Wednesday, April 6, 2011

review: Anna and the French Kiss by Stephanie Perkins

pub date: December 2, 2010
publisher: Dutton
pages: 372
appeals: realistic fiction, romance, France!, boarding school, realistic fiction
content: some swearing, a few f-words (like 5 or so?), some mild sexual conversations


thoughts:
I've finally read the book! I've wanted to read it for such a long time. I even bought the book months ago, but I've been hesitant. Mostly because I wanted to like it, but what if I didn't?
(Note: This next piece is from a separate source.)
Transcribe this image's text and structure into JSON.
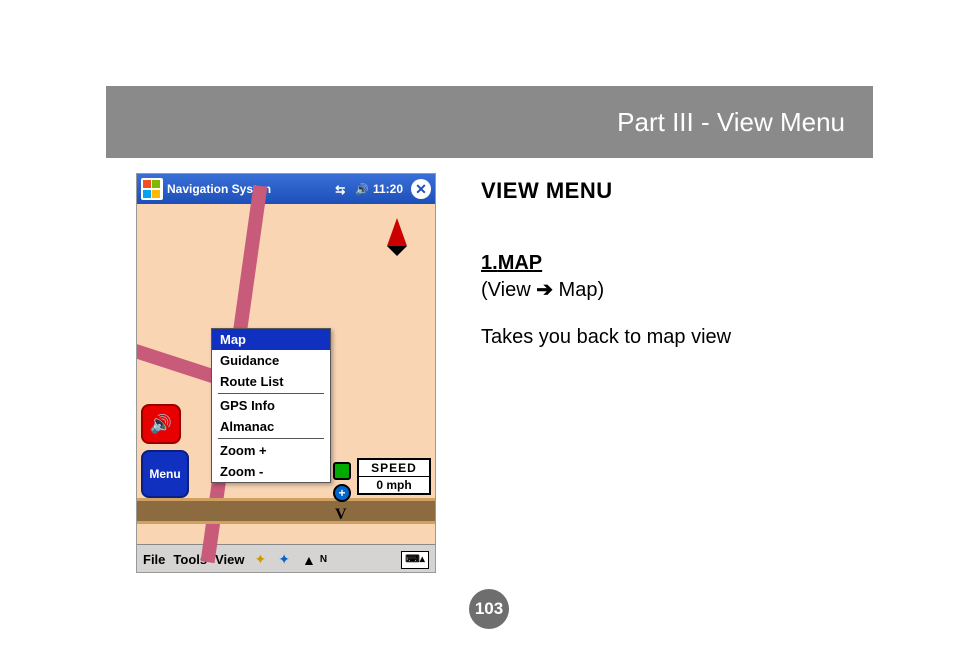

I finally bit the bullet. And it was fantastic. Though not what I was expecting at all. I don't know if I ever read the blurb about the book when it was coming out. All I remember are all the blog posts I read about how Anna and St. Claire are such good friends before anything romantic happens between them. So I was expecting a book about good friends who's relationship turns into romance later on. That isn't exactly what happened. They were good friends, but there's this romantic, underlying tension throughout their relationship, from practically the first day. And wow, the blurb is right--there are a lot of near misses. Which actually kind of annoyed me after awhile. I gave the book 4 apples when I first finished it, but I kept thinking about the story for days afterward, so that means it's definitely 5 apples of yummy. 

What I liked:

St. Claire has crooked teeth and is short.

The romance. It was really good.

The ending. It's perfect. Which is should be after all those near misses!

Anna's boarding school friends. St. Claire, but also all the others. It was so real. All of them had these full lives that were individual and unique. Maybe it's because I'm trying to write my own novel and am finding it difficult, but I loved how real they felt.  

Anna's dad reminded me of Nicholas Sparks. Anyone else? I found it very humorous. And enjoyed it a lot.

France! I went to Paris years ago and I visited those places! I remember eating that food! It was fun to read. I kind of wish I went to high school in France.


summary:
Anna is looking forward to her senior year in Atlanta, where she has a great job, a loyal best friend, and a crush on the verge of becoming more. Which is why she is less than thrilled about being shipped off to boarding school in Paris—until she meets Étienne St. Claire: perfect, Parisian (and English and American, which makes for a swoon-worthy accent), and utterly irresistible. The only problem is that he's taken, and Anna might be, too, if anything comes of her almost-relationship back home.

As winter melts into spring, will a year of romantic near-misses end with the French kiss Anna—and readers—have long awaited?